Given the advantages of electronic money, you might think that we would move quickly to the cashless society in which all payments are made electronically. However, a true cashless society is probably not around the corner. Indeed, predictions of such asociety have been around for two decades  but have not yet come to fruition. For example, Business Week predicted in 1975 that electronic means of payment would soon "revolutionize the very concept of money itself," only to reverse itself several years later. Why has the movement to a cashless society been so slow in coming?

Although electronic means of payment may be more efficient than a payments system based on paper, several factors work against the disappearance of the paper system.

First, it is very expensive to set up the computer, card reader, and telecommunications networks necessary to make electronic money the dominant form of payment. Second, paper checks have the advantage that they provide receipts, something that many consumers are unwilling to give up. Third, the use of paper checks gives consumers several days of "float"-it takes several days before a check is cashed and funds are withdrawn from the issuer's account, which means that the writer of the check can earn interest on the funds in the meantime. Because electronic payments are immediate, they eliminate the float for the consumer. Fourth, electronic means of payment may raise security and privacy concerns. We often hear media reports that an unauthorized hacker has been able to access a computer database and to alter information stored there.
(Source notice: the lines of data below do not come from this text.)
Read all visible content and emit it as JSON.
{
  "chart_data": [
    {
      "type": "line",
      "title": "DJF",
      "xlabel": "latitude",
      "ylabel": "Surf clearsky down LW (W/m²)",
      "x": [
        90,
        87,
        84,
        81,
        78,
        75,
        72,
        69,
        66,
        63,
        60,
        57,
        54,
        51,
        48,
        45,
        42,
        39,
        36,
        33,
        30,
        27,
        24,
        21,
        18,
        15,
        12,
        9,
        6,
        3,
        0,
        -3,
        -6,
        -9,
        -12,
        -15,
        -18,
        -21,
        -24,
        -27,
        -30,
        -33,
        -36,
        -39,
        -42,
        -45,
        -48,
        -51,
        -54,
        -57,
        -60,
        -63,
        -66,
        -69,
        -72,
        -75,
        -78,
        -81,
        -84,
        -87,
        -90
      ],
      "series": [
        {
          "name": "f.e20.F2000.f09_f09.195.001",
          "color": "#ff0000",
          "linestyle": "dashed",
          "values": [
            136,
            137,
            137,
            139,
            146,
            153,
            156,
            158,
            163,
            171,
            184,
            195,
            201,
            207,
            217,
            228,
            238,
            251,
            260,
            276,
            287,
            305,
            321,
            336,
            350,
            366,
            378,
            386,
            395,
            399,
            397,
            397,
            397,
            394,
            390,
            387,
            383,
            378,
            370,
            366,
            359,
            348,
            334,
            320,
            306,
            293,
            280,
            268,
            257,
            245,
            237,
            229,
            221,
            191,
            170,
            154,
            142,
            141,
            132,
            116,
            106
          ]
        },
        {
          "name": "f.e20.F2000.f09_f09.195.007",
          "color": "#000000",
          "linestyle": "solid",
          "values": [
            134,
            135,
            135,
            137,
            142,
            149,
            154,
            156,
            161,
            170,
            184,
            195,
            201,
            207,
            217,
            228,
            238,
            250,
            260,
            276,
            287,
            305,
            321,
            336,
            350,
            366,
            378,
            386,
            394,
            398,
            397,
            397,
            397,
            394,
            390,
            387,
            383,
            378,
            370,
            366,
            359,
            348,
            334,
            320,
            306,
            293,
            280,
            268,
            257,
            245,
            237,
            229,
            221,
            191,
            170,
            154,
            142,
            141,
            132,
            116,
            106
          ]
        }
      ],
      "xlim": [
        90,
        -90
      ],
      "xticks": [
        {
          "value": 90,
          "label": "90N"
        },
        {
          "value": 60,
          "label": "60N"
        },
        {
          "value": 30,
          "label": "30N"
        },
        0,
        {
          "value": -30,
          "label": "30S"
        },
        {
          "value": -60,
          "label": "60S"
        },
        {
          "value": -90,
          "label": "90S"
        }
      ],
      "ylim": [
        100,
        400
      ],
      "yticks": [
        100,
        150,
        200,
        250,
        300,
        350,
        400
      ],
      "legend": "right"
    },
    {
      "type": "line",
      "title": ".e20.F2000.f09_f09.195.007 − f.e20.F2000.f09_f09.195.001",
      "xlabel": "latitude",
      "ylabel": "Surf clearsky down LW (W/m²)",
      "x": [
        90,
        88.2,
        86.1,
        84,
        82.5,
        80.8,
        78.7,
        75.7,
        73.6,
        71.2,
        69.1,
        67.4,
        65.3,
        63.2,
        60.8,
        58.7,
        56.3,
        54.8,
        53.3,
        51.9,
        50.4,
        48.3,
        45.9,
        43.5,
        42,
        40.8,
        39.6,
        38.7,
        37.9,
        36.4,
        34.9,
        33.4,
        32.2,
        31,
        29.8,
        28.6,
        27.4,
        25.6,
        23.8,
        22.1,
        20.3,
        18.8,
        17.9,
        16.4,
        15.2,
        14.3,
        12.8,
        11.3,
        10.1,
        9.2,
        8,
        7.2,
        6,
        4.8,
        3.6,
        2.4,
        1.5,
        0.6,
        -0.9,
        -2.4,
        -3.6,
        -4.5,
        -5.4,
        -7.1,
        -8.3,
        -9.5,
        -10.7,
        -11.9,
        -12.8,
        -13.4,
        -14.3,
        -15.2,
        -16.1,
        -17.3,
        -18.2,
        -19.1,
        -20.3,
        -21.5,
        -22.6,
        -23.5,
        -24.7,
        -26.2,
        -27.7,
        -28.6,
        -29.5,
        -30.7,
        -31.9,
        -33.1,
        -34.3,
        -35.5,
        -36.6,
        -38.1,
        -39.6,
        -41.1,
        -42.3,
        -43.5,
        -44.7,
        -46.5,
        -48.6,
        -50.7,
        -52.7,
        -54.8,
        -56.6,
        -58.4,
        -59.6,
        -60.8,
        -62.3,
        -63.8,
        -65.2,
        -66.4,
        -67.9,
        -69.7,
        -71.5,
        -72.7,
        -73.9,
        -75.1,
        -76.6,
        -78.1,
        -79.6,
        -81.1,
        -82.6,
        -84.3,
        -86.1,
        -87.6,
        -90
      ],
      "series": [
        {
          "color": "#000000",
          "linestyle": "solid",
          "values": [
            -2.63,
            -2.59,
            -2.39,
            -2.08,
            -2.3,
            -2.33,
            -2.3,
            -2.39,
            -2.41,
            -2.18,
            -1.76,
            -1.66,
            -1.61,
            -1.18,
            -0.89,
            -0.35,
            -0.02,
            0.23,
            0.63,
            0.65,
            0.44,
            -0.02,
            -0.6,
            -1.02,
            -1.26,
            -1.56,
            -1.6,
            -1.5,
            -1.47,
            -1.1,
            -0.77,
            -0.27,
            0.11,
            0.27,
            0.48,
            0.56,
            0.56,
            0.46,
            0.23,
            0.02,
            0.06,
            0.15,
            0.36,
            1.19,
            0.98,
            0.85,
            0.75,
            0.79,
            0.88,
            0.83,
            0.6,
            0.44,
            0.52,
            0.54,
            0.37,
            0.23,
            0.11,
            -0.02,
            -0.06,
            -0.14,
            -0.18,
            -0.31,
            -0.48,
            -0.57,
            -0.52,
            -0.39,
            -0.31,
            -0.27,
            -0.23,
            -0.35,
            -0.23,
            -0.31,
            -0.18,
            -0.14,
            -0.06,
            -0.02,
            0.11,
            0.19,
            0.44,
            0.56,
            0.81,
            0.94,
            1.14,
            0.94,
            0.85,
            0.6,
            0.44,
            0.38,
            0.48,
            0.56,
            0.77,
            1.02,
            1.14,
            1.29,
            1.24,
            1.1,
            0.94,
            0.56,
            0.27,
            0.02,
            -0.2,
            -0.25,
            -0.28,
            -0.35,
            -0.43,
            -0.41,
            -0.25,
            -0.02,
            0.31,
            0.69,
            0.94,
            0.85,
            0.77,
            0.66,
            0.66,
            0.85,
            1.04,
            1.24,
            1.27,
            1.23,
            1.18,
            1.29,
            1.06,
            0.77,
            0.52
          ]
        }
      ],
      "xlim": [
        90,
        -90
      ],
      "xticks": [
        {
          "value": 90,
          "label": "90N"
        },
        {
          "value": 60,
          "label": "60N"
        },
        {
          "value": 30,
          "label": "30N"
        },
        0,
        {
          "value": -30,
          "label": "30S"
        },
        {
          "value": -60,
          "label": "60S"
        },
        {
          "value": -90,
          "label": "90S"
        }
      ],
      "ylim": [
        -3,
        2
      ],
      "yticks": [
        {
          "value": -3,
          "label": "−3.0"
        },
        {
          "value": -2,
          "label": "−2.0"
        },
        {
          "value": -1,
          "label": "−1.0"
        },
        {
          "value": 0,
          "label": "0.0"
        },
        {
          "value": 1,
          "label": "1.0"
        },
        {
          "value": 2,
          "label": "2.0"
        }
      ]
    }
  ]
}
The fact that this is not an uncommon occurrence means that unscrupulous persons might be able to access bank accounts in electronic payments systems and steal funds by moving them from someone else's accounts into their own. Indeed, this happened in 1995, when a Russian computer programmer got access to Citibank's computers and moved funds electronically into his and his conspirators' accounts. The prevention of this type of fraud is no easy task, and a whole new field of computer science is developing to cope with security issues. A further concern is that the use of electronic means of payment leaves an electronic trail that contains a large amount of personal data on buying habits. There are concerns that government, employers, and marketers might be able to access these data, thereby encroaching on our privacy.

The conclusion from this discussion seems to be that we are moving more rapidly to a payments system in which the use of paper will diminish, although it is likely to be a gradual process that may not reach fruition for 10 to 20 years.